There’s also the social status component. In the rural towns of Ancram and Kinderhook (and at opposite ends of the county) separate attempts to create upscale “glamping” facilities were foiled by local residents even though the facilities might eventually have created a few low and moderate income jobs.

In a way, this county, with a mere 60,000 residents, seems at times like a big social engineering experiment. A group of entrepreneurs recently toured the empty Roeliff Jansen School on Route 22 in Copake near the Town of Hillsdale line. What they learned was that only part of the old brick building can be saved.

So far the discussions are between landlords on one side and people who need help to find a rental unit they can afford. But what if there are people who prefer to own their home rather than rent one? What would happen if there were a way to give people a home and cut the landlords out of the deal?

The one place doing just that right now is Habitat for Humanity. There’s a chapter of the group right here in Columbia County. In its simplest terms Habitat finds local people willing and able to contribute to the work needed to build a sturdy private home; Habitat volunteers and the owner build the home together; the owner pays a mortgage at a rate she/he can afford. The mortgage from the new owner is used to build a new home for a “new new owner.”

Don’t worry about the landlords. They’ll still have the revenue from rents they’ll collect from tenants.

And the government? Each new owner is a bigger taxpayer.

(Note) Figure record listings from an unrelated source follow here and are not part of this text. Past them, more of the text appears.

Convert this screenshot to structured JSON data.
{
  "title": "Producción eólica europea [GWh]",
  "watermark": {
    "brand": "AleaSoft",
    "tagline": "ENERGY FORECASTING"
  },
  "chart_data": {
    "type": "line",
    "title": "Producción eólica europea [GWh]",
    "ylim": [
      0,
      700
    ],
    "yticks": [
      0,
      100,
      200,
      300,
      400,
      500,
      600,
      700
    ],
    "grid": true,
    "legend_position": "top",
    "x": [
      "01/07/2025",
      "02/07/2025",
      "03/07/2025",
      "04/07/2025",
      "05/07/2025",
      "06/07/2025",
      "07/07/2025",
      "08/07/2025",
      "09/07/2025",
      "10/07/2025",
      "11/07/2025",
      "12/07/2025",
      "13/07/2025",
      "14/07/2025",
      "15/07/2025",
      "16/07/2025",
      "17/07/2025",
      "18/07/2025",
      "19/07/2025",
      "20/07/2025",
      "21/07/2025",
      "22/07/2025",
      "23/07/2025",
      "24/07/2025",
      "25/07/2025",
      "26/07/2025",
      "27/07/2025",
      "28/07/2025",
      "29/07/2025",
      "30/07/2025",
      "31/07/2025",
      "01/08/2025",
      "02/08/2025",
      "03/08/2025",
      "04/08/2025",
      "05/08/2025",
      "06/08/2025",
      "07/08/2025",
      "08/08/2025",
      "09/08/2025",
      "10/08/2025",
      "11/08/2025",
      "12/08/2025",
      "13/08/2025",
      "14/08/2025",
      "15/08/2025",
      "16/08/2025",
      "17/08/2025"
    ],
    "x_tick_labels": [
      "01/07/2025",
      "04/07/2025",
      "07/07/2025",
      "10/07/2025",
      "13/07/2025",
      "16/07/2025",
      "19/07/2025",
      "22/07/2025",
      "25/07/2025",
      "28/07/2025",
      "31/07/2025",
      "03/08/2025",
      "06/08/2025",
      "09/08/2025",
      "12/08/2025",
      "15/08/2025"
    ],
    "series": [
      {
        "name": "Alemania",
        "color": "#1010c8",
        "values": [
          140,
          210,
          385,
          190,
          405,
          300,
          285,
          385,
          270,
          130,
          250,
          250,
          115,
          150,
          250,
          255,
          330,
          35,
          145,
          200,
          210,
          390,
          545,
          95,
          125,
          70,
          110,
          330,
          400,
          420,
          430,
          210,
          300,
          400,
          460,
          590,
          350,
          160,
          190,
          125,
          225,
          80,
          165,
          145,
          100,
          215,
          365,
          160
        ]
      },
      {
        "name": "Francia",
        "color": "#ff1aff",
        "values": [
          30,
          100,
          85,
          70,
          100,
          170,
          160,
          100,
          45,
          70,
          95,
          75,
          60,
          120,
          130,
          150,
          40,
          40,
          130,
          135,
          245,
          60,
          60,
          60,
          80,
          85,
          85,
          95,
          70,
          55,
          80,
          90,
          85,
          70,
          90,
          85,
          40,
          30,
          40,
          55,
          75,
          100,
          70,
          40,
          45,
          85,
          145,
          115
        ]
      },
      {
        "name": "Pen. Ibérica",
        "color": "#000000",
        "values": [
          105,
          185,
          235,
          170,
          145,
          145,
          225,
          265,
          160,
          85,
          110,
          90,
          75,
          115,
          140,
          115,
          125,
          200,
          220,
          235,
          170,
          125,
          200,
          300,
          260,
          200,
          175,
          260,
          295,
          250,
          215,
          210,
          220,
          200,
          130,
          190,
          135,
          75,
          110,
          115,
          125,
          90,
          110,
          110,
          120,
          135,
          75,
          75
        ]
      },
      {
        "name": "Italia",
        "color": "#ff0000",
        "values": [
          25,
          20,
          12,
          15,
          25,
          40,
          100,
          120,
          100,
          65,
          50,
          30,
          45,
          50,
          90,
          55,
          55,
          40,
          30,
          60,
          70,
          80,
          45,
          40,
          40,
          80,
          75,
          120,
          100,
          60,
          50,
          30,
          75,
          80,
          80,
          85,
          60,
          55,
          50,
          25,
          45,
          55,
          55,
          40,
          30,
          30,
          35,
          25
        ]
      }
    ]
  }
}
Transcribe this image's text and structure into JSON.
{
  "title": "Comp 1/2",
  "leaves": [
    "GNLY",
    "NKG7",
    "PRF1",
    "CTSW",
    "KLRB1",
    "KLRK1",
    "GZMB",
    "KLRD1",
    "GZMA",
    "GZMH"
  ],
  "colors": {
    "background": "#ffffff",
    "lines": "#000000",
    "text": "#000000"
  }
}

Columbia Habitat for Humanity is celebrating its 30th anniversary this year. And with that milestone it is expanding the number of homes the organization hopes to build. That won’t resolve the lack of affordable housing but it will set goals for years to come and strengthen the bonds of our communities.

I never did work on a Habitat house—good news for the owners–but for a short while I served on the board. Whatever you can do, Habitat can find a way for volunteers to help.